My own spiritual journey has been more of a circular walk than a pilgrimage. There is no destination, no arrival and no worshipping at a shrine. The importance of the journey is the journey itself, the discourse with myself on that journey and with the people who travel with me – such as members of this congregation. I started out on this journey in middle age. All my adult life I had been an atheist. I suppose my beliefs were very much linked to humanism. Like most people I had some sort of ethical framework – a belief in progress through human effort – particularly collective human effort for the collective good. I have mostly worked in the political world and that suited my ethical framework. But over the years I have increasingly become disillusioned about the ability of politics to change things for the good.

My personal life also dramatically changed during this time. Every day I was face to face with my own and others’ mortality and the nothingness of life. Humanism was not enough to help me live within what was increasingly becoming an existentialist state of mind. The theologian Paul Tillich describes it as follows:

“The anxiety of meaningless is anxiety about the loss of ultimate concern, of a meaning which gives meaning to all meanings. This anxiety is aroused by the loss of a spiritual centre, of an answer however symbolic and indirect, to the question of the meaning of existence”.

How then did I discover Unitarianism? It was quite by chance; indeed a chance remark by someone years ago in a discussion on socialism and religion. She said that there was a faith – Unitarianism – which fitted well with progressive politics. It must have lodged in my subconscious for many years (incidentally the lady was not a Unitarian but a Theosophist). During this crisis in my life I suddenly remembered the words of that lady and googled “Unitarianism”. It all seemed to make good sense and I decided to visit a Unitarian church – the nearest one being Meadrow Chapel. I walked up this path – it seemed a very long walk – with great trepidation. The preacher was the Rev David Usher and his sermon seemed authentic to me – relevant to my life experience. So I kept on coming.

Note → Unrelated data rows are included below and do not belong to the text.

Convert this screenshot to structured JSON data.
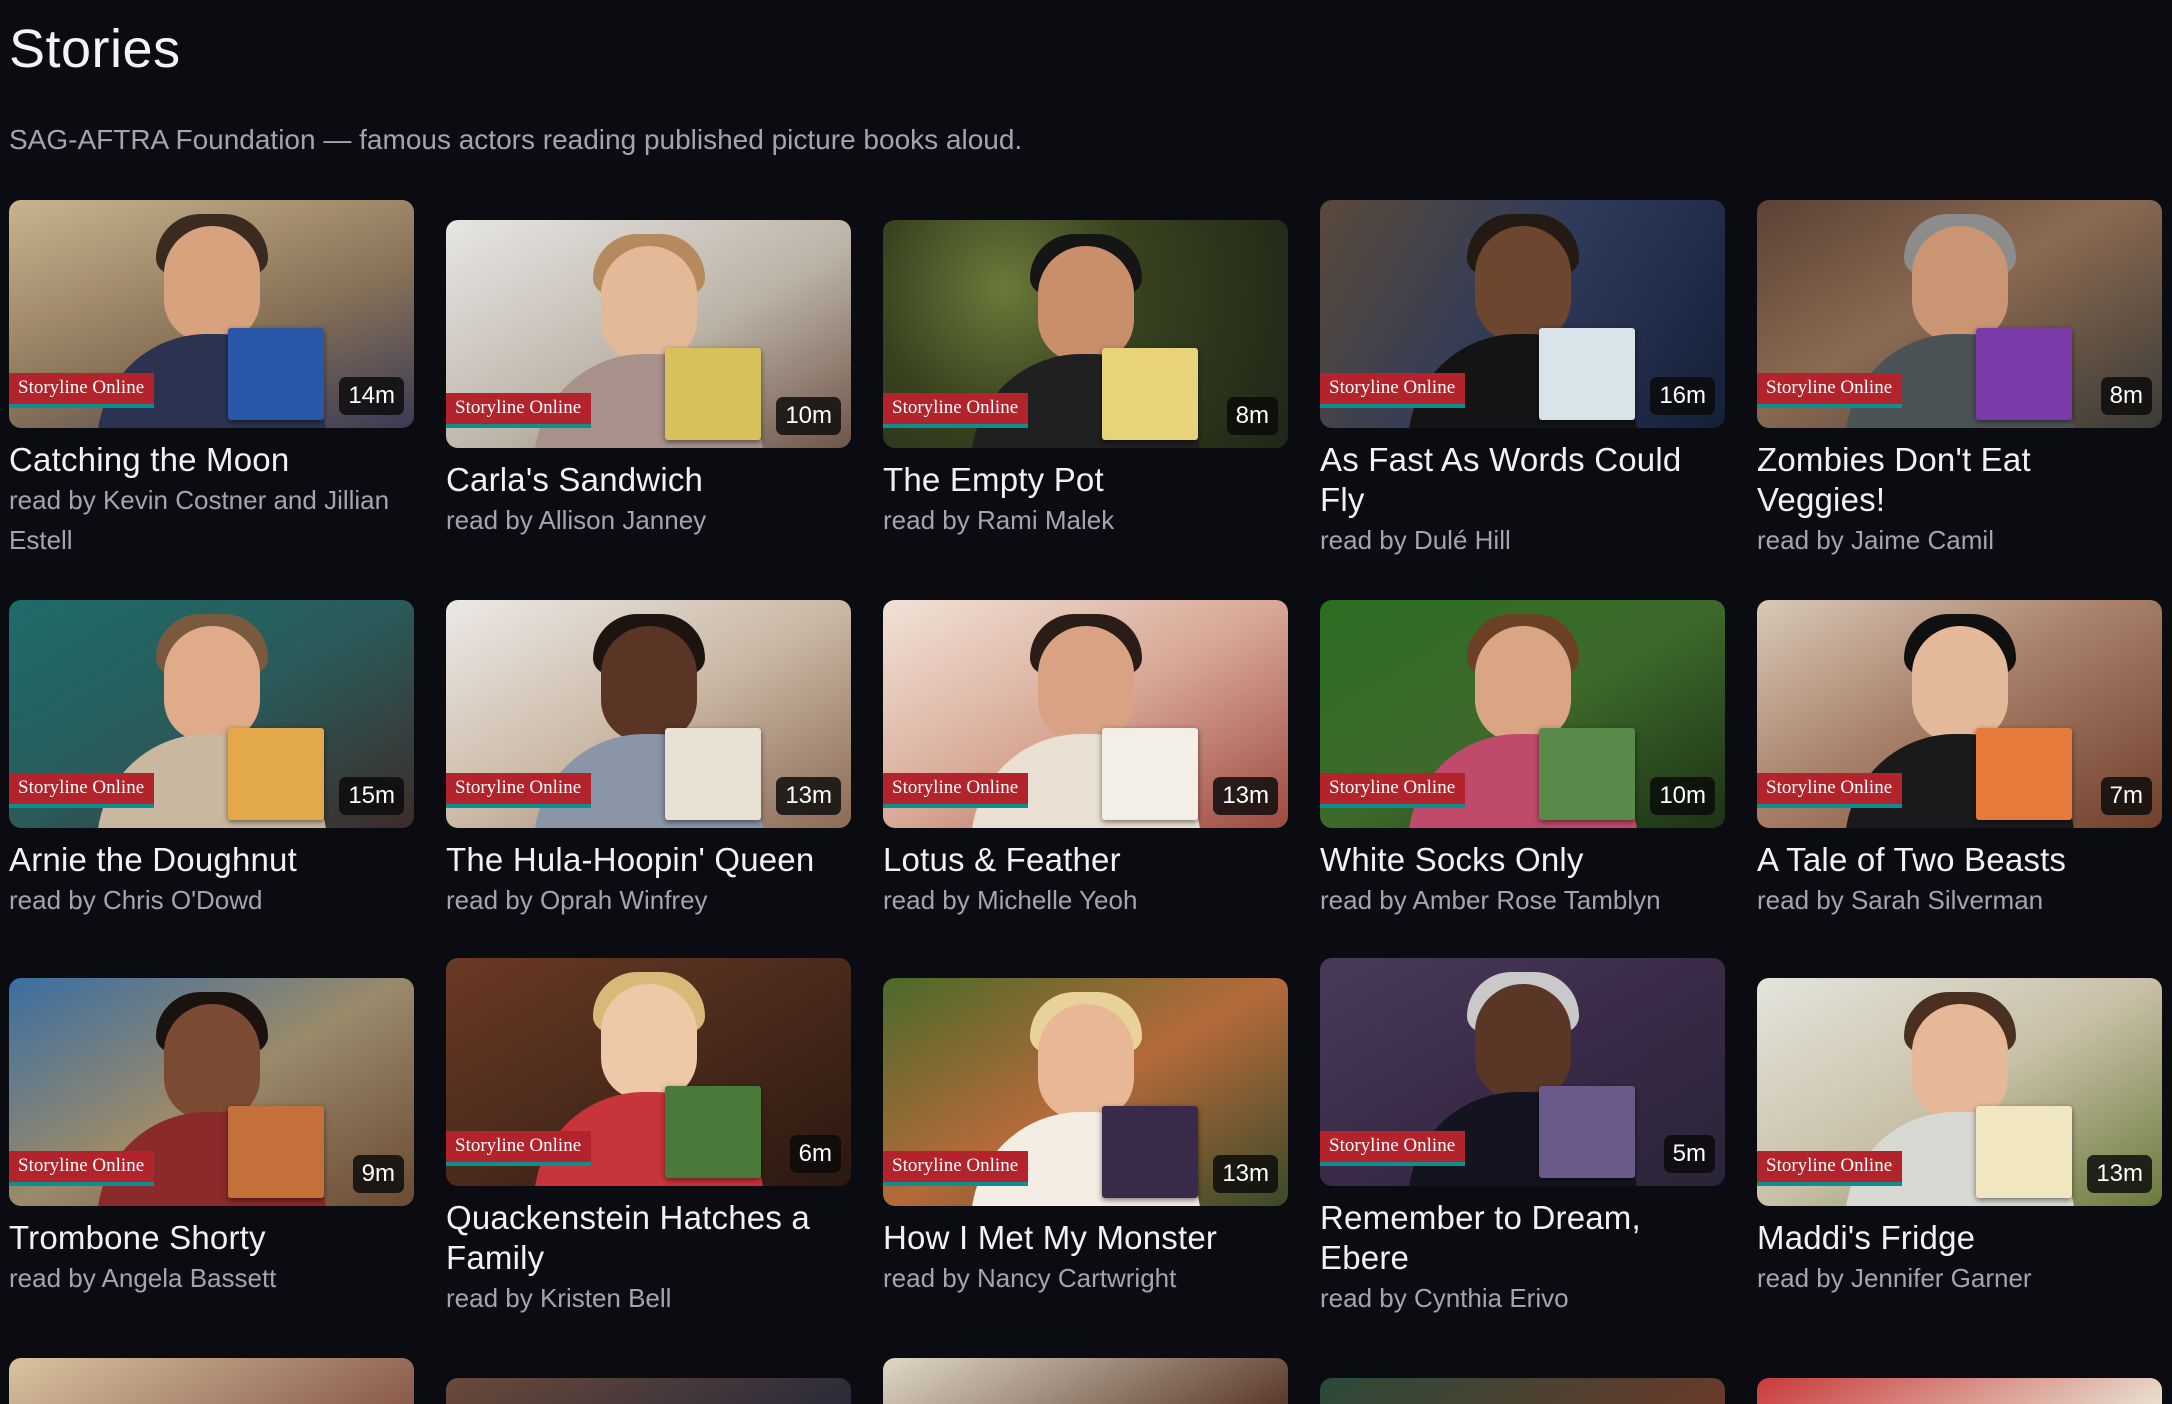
{
  "header": {
    "title": "Stories",
    "subtitle": "SAG-AFTRA Foundation — famous actors reading published picture books aloud."
  },
  "brand_label": "Storyline Online",
  "stories": [
    {
      "title": "Catching the Moon",
      "reader": "read by Kevin Costner and Jillian Estell",
      "duration": "14m"
    },
    {
      "title": "Carla's Sandwich",
      "reader": "read by Allison Janney",
      "duration": "10m"
    },
    {
      "title": "The Empty Pot",
      "reader": "read by Rami Malek",
      "duration": "8m"
    },
    {
      "title": "As Fast As Words Could Fly",
      "reader": "read by Dulé Hill",
      "duration": "16m"
    },
    {
      "title": "Zombies Don't Eat Veggies!",
      "reader": "read by Jaime Camil",
      "duration": "8m"
    },
    {
      "title": "Arnie the Doughnut",
      "reader": "read by Chris O'Dowd",
      "duration": "15m"
    },
    {
      "title": "The Hula-Hoopin' Queen",
      "reader": "read by Oprah Winfrey",
      "duration": "13m"
    },
    {
      "title": "Lotus & Feather",
      "reader": "read by Michelle Yeoh",
      "duration": "13m"
    },
    {
      "title": "White Socks Only",
      "reader": "read by Amber Rose Tamblyn",
      "duration": "10m"
    },
    {
      "title": "A Tale of Two Beasts",
      "reader": "read by Sarah Silverman",
      "duration": "7m"
    },
    {
      "title": "Trombone Shorty",
      "reader": "read by Angela Bassett",
      "duration": "9m"
    },
    {
      "title": "Quackenstein Hatches a Family",
      "reader": "read by Kristen Bell",
      "duration": "6m"
    },
    {
      "title": "How I Met My Monster",
      "reader": "read by Nancy Cartwright",
      "duration": "13m"
    },
    {
      "title": "Remember to Dream, Ebere",
      "reader": "read by Cynthia Erivo",
      "duration": "5m"
    },
    {
      "title": "Maddi's Fridge",
      "reader": "read by Jennifer Garner",
      "duration": "13m"
    }
  ],
  "colors": {
    "background": "#0b0b12",
    "brand_red": "#b3232b",
    "brand_teal": "#0e8f8f",
    "muted_text": "#a4a4ad"
  }
}
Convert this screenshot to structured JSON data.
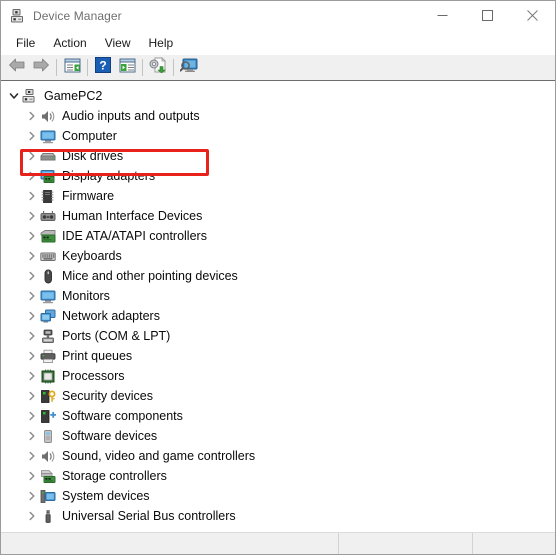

Things have changed for me since I came to Meadrow six years ago. I still live in my existentialist world. But very occasionally I feel the presence of God. A God that is greater than the universe – and the universe is contained within such a God. Perhaps this might be described as ‘Panentheism’ – a Universalistic dimension to Unitarianism.

I have always been drawn to nature for spiritual comfort. It is difficult to describe the indescribable and perhaps we should leave it to poets, such as William Wordsworth who says:

“A sense sublime of something far more deeply interfused
whose dwelling is the light of setting suns.
And the round ocean and living air,
and the blue sky and in the mind of man”.

Perhaps we can only describe God in terms of what may not be said about God. God is not definable in terms of time and space; God is beyond existing or not existing. This is the message in R.S Thomas’s poem ‘Via Negativa’:

“Why no! I never thought other than
That God is that great absence
In our lives, the empty silence
Within, the place where we go
Seeking, not in hope to
Arrive or find. He keeps the interstices
In our knowledge, the darkness
Between stars.”

And maybe my quest for God is the quest for self-knowledge? Let me finish with the words of Hippolytes:

“Abandon the search for God and the creation and other matters of a similar sort.~
Look for him by taking yourself as a starting point. Learn what is within you. Learn
the sources of sorrow, joy, love and hate. If you complete these matters, you will
find God in yourself.”

This is what I hope to find on my journey of ever-increasing circles – and I am thankful to Meadrow Chapel for helping me to take the first steps.